The "problem" cited by Mr. Blackwell was the perception of both Michael Dukakis in 1988 and Walter F. Mondale in 1984 as Democratic candidates who caved in to Jesse Jackson and thus evoked a backlash among socially conservative white voters in the South and the major industrial states of the North.

Mr. Clinton has made a point of avoiding that perception -- particularly when he criticized rap singer Sister Souljah at a Jackson-sponsored meeting, and then continued to withhold the kind of special recognition that Mr. Jackson received in previous campaigns. As Mr. Blackwell sums it up, "He's not going to let it appear Jesse's controlling him."

The result has not been an unmixed blessing for Mr. Clinton. There has been no little muttering from Mr. Jackson about the Democratic nominee "distancing" himself and complaints from a few Jackson allies -- Rep. Charles B. Rangel of New York most prominently -- that Mr. Clinton has not paid enough attention to black concerns. The Arkansas governor's history as head of the Democratic Leadership Council has not been forgotten by some liberals, black and white.

But politicians like Mr. Blackwell and Chaka Fattah, a state senator considered one of the rising stars of politics here, seem willing to be practical.

"He has not been as outgoing as other candidates have been," says Mr. Fattah. "What he's trying to do is win the presidency . . . You have to recognize there's a backlash when candidates appear to be too close to any group and when you add race to the mix, there's a percentage of white voters [you lose]."
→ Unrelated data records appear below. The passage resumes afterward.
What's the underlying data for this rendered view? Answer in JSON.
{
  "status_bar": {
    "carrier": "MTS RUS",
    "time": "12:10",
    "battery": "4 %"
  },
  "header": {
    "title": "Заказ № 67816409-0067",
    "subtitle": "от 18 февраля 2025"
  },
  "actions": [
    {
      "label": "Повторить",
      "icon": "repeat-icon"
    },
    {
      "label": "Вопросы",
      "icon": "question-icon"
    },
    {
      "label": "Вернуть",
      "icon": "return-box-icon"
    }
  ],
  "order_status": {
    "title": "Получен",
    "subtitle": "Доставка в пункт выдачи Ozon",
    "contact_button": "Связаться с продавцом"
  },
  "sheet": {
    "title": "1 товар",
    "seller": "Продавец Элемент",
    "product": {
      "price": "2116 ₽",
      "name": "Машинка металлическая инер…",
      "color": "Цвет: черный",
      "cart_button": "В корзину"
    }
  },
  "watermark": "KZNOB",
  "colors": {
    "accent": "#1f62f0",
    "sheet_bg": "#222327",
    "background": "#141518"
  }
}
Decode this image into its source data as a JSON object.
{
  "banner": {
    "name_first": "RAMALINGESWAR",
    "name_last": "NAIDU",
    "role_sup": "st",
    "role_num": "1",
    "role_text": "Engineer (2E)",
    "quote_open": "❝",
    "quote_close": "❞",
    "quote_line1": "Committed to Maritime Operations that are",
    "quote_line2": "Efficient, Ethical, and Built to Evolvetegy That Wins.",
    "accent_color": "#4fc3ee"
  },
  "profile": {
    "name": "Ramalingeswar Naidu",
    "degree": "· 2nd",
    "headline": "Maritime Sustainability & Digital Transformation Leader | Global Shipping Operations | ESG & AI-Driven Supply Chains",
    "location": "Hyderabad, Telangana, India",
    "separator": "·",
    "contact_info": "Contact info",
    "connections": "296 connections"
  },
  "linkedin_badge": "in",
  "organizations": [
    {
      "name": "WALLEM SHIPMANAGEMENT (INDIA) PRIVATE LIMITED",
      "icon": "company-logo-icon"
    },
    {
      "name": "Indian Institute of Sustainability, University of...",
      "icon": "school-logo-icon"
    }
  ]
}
The operative question, however, is whether this new pragmatism manifests itself in a heavy black turnout for the Democratic ticket Nov. 3.
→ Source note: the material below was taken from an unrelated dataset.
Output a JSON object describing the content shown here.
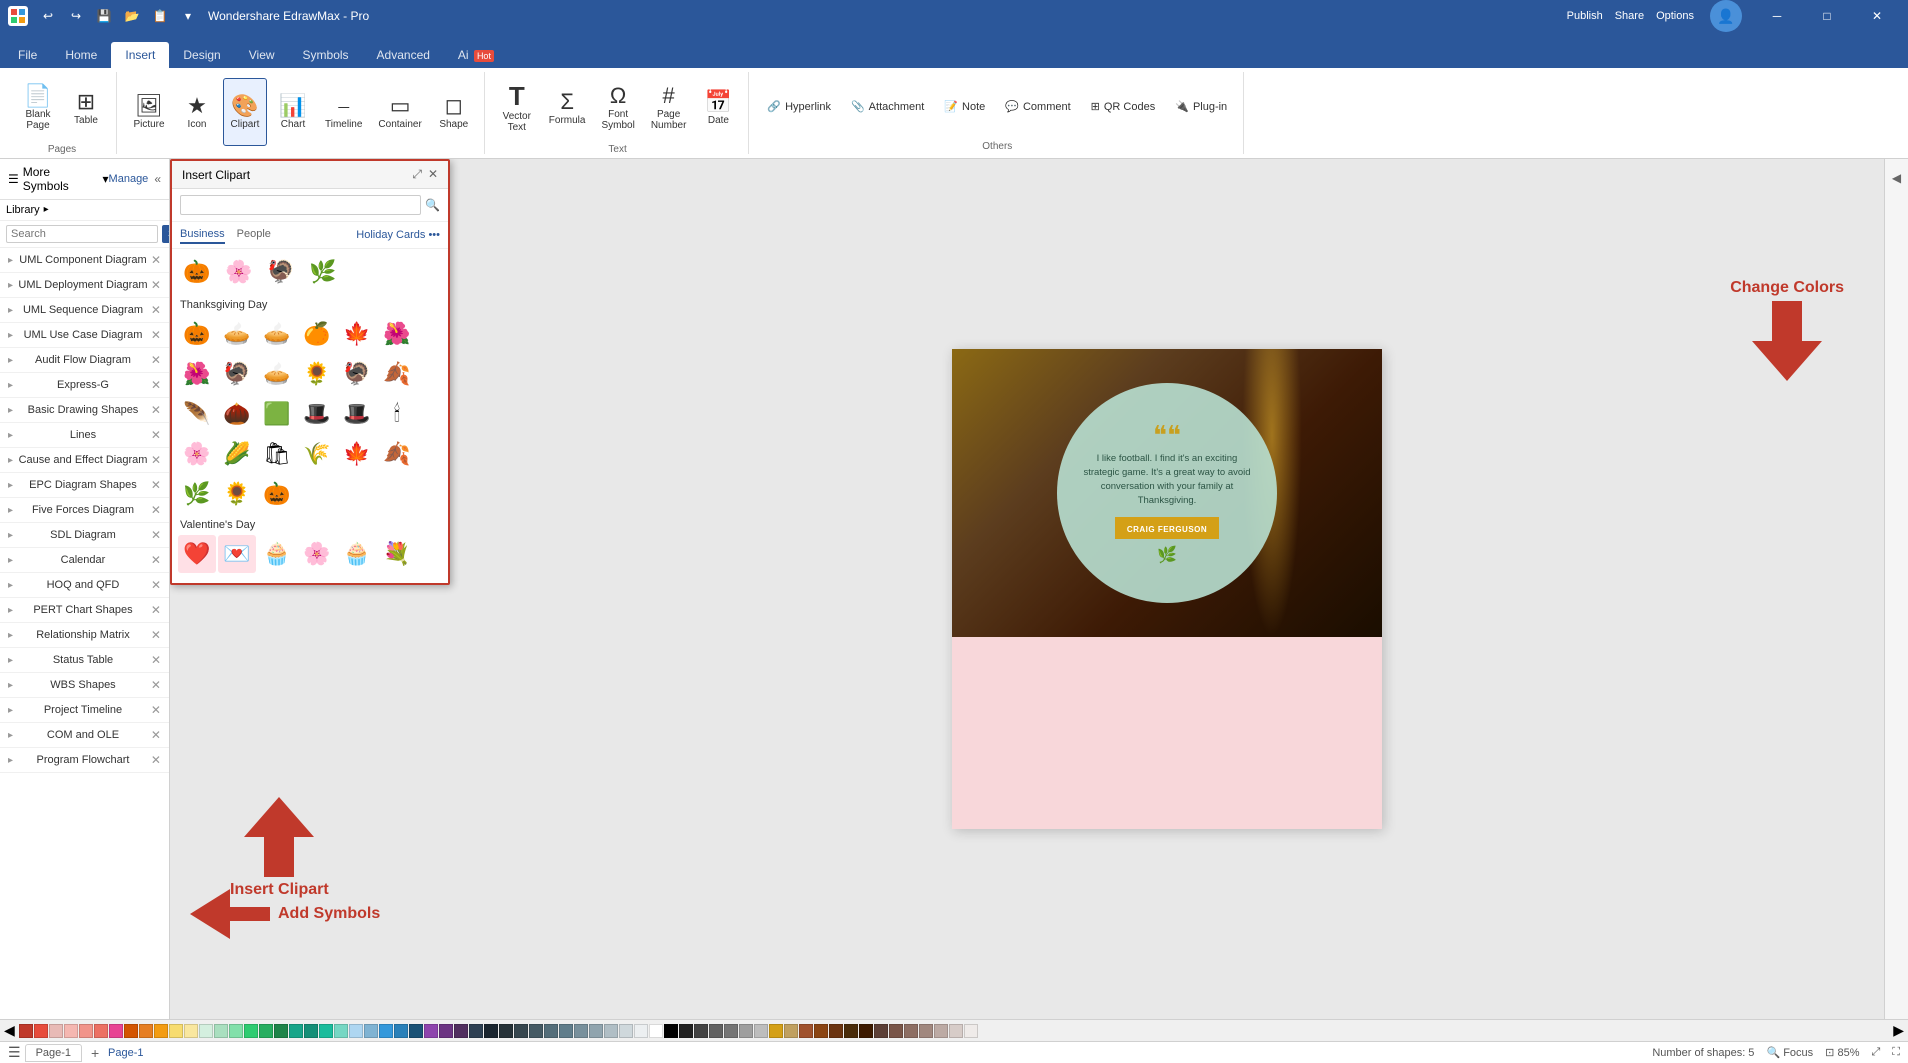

The black vote dropped sharply in such cities as Philadelphia and Chicago four years ago, enough by some analyses to have cost Mr. Dukakis the electoral votes of both states. If the election becomes a close contest in the end, black turnout could be decisive -- as it was for Jimmy Carter in 1976 across the South and in several northern states.
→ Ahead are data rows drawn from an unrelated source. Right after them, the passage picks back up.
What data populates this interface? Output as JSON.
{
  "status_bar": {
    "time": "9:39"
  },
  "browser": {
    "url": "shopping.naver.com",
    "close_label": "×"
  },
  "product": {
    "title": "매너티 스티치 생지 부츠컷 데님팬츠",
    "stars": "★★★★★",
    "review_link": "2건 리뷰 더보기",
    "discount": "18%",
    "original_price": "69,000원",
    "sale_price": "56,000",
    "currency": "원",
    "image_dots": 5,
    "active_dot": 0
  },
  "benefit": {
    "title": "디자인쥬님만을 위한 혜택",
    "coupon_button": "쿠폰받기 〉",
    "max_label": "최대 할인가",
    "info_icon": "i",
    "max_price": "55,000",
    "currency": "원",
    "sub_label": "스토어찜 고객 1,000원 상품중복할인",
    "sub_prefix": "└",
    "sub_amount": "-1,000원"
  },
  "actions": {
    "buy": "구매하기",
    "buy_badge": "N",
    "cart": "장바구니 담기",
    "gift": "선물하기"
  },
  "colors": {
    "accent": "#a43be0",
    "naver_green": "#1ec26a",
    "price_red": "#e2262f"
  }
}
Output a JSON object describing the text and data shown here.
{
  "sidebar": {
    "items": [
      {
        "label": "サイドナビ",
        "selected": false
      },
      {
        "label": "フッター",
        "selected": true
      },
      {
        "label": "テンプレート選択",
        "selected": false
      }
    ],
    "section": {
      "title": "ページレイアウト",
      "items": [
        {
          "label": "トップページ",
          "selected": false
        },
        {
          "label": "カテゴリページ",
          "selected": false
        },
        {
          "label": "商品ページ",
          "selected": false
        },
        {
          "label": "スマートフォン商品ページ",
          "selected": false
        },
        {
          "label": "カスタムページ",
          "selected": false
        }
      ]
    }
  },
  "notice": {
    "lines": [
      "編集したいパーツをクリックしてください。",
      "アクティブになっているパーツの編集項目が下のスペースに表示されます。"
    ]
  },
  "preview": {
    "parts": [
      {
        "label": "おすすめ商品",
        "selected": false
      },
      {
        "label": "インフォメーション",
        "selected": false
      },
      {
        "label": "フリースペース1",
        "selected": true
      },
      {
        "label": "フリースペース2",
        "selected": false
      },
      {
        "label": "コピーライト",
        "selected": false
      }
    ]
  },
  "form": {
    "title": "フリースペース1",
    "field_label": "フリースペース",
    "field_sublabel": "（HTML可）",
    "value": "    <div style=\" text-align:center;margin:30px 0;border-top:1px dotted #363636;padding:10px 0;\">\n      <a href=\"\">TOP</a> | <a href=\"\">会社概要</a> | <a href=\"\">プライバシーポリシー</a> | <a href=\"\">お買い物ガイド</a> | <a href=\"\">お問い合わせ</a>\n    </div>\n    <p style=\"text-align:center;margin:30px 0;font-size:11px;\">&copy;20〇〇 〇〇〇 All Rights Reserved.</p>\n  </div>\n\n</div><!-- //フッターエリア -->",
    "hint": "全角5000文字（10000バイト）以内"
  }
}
In Pennsylvania blacks represent about 9 percent of the just under 6 million registered voters. But Neil Oxman, a leading consultant here, says they have been voting less than their share -- about 7 percent of the total -- in recent elections except in cases where there were prominent black candidates, such as former Mayor Wilson Goode in city elections, Jesse Jackson in the presidential primary.

But even that decline in turnout -- roughly 120,000 votes -- could have made the difference four years ago when Mr. Bush defeated Mr. Dukakis here by only 106,000 votes.

The low participation in 1988, says Mr. Fattah, may have been largely a product of disappointment in the black community when Mr. Jackson was passed over for the vice presidential nomination. There was, he says, "a notion that Jackson's run in the primaries deserved more attention" when the ticket was made up and "an expectation of something good at the convention" that didn't materialize.

This time, he points out, there was no such expectation because Mr. Jackson was not a candidate. Beyond that, he said, black voters could see another African-American, Democratic National Chairman Ronald H. Brown, in a prominent role "at the table."

Nor is there any reason to believe President Bush can attract any measureable black support. "If we can get black people to the polls," says Mr. Blackwell, "there's no doubt in my mind they will vote for Clinton . . . Our job is to get them to the polls."

The Philadelphia congressman contends this is possible, moreover, without specific promises from Mr. Clinton to the black community. "I don't want him patronizing me," he says.

Four years ago, he argues, candidate George Bush "could play the color thing" and exploit the backlash with issues such as the Willie Horton prison furlough. This time, he says, the focus on the economy is too intense for such issues to divert voters. "That color thing is not going to fly this time," he says.